Though Day-Lewis' work inevitably towers over
"Lincoln," one of the remarkable things about this production is not only how
consistently good the acting is across some 145 speaking roles but how much the
actors have been cast both for ability and resemblance to their historical
counterparts, from major players such as Secretary of State William Seward (David
Strathairn) and firebrand Congressman Thaddeus Stevens (Tommy Lee
Jones) down to minor characters like amendment opponent Fernando Wood (Lee Pace) and
Lincoln's secretary John Nicolay (Jeremy Strong).
Care was taken with the physical details,
especially the interior of the White House, where Lincoln's office was
re-created with complete accuracy, and where the president interacts with his
family, trying to placate his ever-emotional wife Mary (a convincing Sally Field),
distraught after the death of their young son Willie, as well as oldest son
Robert (Joseph
Gordon-Levitt), who is desperate to enlist in the Union Army against his
parents' wishes.
The political core of "Lincoln" begins with the president's determination, much to the displeasure of close advisor Seward, to get the House to pass the 13th Amendment. Fearful that the previously enacted Emancipation Proclamation might not stand up to legal challenges, Lincoln gets surprisingly steely as he insists that this simply must be done if slavery is to be permanently eradicated. The problem is getting the votes.
To help make this happen, Seward brings in a trio
of arm-twisters, the 1860s versions of today's lobbyists, who are charged by a
president not shy about saying he is "clothed in immense power" to use any means
necessary to round up the needed congressional votes. This trio, amusingly
played by John Hawkes, James Spader and
Tim Blake
Nelson, are as close to comic relief as "Lincoln" gets.
Because the stakes are so high, and because he
turns out to be a master strategist, the president himself inevitably gets
personally involved in playing politics.

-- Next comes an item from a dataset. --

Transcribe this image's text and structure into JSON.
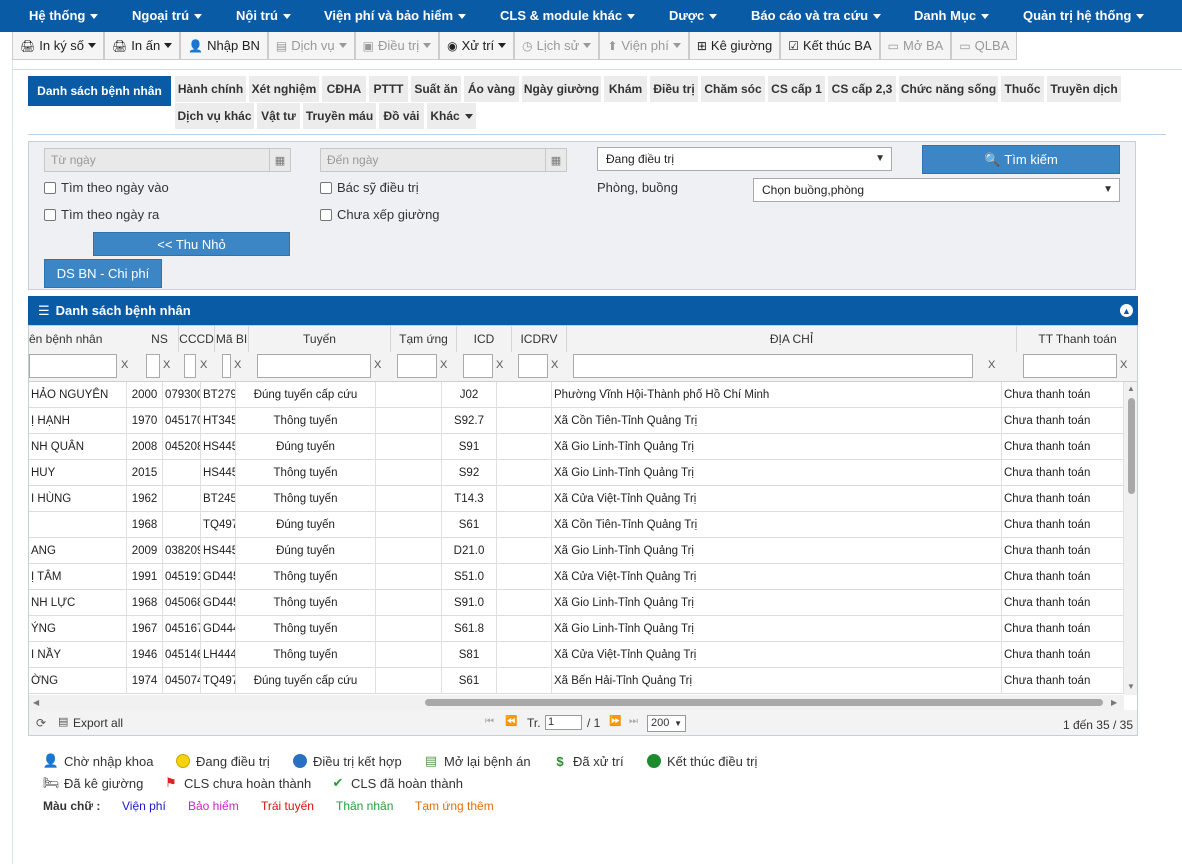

He deals with key leaders like Preston
Blair (Hal
Holbrook), a conservative Republican who is eager for peace talks with the
South, and of course Jones' Stevens, an irascible, vitriolic abolitionist ("the
meanest man in Congress" according to Roy Blount Jr.) who is just getting warmed
up when he calls an opponent a "fatuous nincompoop."
One of the surprises and the pleasures of "Lincoln" is its portrait of the president as a man gifted at reconciling irreconcilable points of view, someone who wouldn't hesitate to play both ends against the middle and even stretch the truth in the service of the greater good.
Kushner has said that he wrote "Lincoln" because, upset at today's endemic lack of faith in governance, he wanted to tell a story that "shows that you can achieve miraculous, beautiful things through the democratic system." It's a lesson that couldn't be more timely, or more thoroughly dramatic.